Now when the Lord was about to take Elijah up to heaven by a whirlwind, Elijah and Elisha were on their way from Gilgal, Elijah said to Elisha, ‘Stay here; for the Lord has sent me as far as Bethel.’ But Elisha said, “As the Lord lives, and as you yourself live, I will not leave you.” …Then Elijah said to him, “Stay here; for the Lord has sent me to the Jordan.” But he said, “As the Lord lives, and as you yourself live, I will not leave you.’ … As they both were standing by the Jordan. … Elijah took his mantle and rolled it up, and struck the water; the water was parted to the one side and to the other, until the two of them crossed on dry ground.
When they had crossed, Elijah said to Elisha, “Tell me what I may do for you, before I am taken from you.” Elisha said, “Please let me inherit a double share of your spirit.” … As they continued walking and talking, a chariot of fire and horses of fire separated the two of them, and Elijah ascended in a whirlwind into heaven. Elisha kept watching and crying out, ‘Father, father! The chariots of Israel and its horsemen!’ But when he could no longer see him, he grasped his own clothes and tore them in two pieces.
He picked up the mantle of Elijah that had fallen from him, and went back and stood on the bank of the Jordan. He took the mantle of Elijah that had fallen from him, and struck the water, saying, “Where is the Lord, the God of Elijah?” When he had struck the water, the water was parted to the one side and to the other, and Elisha went over. from 2 Kings 2
People who live along and near the Gulf of Mexico have endured a manmade hell of stress, lost income, a suffering regional economy and environmental damage for nearly three months because human error unleashed a gushing well deep under the Gulf’s waters.
Until Thursday, when a new cap finally stanched the flow, optimism was less than prevalent.
The cap may not work, or it might be removed to try another solution.
Hope, however, is visible as normal sea water swirls where a cloud of oil billowed from the sea floor for 87 days.
Few things test optimism, hope and faith more than disasters beyond an individual’s control.
The Rev. Barbara Smisek, a Congregationalist preacher in Nebraska, described a recent mission trip made by some members of her large Lincoln congregation to help repair flood damage in Cedar Rapids, Iowa.
Smisek said it was not until after the mission trip that she understood with clarity the power of the story of Elijah and Elisha in 2 Kings – the change in prophetic authority and the promise that sealed it.
At its core the biblical story is about great change and the anxiety that comes with it.
“I talked earlier … about the popularity of the Elisha and Elijah story,” Smisek said. “I’ve read this passage, I’ve heard it all my life, but when I read it for today’s sermon, for the first time it wasn’t the chariot and it wasn’t the blazing horses or the mantle or the mysterious disappearance that caught my attention. Instead, my attention went to Elisha’s words, his response to Elijah. … Elijah says to Elisha … ‘Stay here, for the Lord has sent me [on],’ and … Elisha says to him, ‘As the Lord lives, as you yourself live, I will never leave you.'”

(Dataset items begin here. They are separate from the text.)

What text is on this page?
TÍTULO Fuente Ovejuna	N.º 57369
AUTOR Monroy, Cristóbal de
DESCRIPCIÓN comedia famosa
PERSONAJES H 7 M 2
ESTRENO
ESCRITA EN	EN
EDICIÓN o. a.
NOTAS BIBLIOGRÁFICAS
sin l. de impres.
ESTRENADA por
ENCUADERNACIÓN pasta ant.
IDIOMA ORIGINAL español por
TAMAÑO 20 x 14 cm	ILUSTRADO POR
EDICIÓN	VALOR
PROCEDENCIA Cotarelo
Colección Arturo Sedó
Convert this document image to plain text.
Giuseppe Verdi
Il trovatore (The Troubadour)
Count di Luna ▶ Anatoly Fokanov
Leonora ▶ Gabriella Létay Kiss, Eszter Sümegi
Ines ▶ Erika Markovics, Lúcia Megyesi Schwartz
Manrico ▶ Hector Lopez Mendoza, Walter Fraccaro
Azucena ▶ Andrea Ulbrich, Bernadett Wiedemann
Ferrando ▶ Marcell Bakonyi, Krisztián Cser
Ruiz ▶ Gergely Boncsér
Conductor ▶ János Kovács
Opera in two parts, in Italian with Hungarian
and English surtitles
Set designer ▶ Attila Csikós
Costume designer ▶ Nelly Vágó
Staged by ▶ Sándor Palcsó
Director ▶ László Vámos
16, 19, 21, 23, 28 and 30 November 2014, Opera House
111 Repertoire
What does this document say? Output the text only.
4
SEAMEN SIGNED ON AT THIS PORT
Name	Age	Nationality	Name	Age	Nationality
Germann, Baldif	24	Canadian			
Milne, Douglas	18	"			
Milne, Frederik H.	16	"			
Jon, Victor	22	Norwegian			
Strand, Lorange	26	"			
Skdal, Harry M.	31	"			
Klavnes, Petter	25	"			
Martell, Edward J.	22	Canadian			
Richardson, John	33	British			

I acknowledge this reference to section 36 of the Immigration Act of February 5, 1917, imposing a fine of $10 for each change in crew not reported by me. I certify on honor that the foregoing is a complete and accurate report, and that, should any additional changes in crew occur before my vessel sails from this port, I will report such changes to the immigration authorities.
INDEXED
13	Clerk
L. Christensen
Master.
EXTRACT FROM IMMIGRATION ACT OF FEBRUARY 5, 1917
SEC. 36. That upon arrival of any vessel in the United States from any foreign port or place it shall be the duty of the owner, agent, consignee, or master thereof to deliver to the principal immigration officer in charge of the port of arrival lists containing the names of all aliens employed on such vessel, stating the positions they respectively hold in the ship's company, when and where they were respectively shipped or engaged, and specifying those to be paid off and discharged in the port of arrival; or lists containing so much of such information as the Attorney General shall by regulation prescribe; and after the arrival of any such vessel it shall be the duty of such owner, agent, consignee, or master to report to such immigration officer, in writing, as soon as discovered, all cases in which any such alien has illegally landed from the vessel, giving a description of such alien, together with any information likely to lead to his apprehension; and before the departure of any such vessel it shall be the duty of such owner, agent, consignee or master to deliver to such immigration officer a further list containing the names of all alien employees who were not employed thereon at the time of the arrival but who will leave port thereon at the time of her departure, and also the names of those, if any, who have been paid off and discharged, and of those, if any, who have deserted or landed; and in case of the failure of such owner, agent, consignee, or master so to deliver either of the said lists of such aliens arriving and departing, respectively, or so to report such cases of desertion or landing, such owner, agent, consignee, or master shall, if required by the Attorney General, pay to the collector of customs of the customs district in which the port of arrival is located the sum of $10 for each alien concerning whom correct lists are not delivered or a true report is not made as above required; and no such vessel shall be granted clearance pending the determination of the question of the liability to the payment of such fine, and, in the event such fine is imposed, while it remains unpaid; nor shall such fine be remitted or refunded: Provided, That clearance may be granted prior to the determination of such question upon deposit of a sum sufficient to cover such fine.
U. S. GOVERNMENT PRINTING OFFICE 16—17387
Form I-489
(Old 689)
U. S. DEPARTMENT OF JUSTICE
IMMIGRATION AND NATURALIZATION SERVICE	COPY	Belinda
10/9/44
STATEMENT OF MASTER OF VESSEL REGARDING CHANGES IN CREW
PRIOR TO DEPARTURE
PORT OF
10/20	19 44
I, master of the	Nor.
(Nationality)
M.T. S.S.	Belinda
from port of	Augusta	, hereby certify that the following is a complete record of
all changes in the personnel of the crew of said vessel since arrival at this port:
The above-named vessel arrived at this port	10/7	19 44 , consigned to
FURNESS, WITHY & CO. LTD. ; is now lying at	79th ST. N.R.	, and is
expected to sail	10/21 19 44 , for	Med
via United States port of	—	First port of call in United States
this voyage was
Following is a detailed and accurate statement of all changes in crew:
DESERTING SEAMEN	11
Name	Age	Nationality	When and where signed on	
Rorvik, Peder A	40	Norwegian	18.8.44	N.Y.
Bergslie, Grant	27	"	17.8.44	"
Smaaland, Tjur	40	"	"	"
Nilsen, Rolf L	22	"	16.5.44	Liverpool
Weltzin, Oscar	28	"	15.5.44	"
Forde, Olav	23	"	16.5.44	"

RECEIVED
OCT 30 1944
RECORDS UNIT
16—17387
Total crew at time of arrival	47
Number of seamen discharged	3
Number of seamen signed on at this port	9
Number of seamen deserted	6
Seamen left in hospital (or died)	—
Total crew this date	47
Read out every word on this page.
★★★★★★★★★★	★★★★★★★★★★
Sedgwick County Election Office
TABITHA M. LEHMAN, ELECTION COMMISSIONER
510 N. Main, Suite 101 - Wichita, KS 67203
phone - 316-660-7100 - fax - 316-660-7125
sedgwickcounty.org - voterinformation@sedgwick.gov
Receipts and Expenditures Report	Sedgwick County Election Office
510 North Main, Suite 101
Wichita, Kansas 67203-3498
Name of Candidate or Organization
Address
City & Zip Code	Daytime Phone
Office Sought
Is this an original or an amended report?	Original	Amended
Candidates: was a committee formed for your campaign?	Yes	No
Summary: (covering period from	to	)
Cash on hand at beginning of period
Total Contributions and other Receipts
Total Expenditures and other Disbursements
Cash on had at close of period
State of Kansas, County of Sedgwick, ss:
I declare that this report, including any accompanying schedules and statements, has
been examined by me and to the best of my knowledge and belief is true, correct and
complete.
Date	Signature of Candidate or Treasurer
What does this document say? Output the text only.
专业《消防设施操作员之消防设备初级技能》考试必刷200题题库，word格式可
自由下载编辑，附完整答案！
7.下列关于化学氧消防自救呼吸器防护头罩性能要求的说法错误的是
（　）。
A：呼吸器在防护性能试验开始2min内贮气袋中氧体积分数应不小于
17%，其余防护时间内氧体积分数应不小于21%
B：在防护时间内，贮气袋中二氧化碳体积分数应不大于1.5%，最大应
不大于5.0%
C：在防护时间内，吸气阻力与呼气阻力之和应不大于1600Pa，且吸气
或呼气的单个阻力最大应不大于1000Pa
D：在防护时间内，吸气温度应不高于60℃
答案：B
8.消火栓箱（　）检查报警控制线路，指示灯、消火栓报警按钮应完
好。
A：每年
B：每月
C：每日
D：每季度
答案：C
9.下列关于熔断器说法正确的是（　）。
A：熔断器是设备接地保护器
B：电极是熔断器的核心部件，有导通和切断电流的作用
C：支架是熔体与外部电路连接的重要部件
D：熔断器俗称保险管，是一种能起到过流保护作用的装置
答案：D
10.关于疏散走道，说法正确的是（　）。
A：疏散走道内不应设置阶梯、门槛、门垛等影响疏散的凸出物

Anyone in trouble or under stress welcomes the reliable word of a trustworthy companion, friend, spouse or child.
“Friends,” said Smisek, “God is with us all the time. We carry God’s Holy Spirit inside of us, it dwells, it stirs within us and because of that we are hard-wired to take care of each other. We need each other and we can help each other because we can show up and we can listen.”
If we believe that God is with us all the time, we’re walking in the same faith in which Elisha walked – and we will be compelled to carry the promise forward.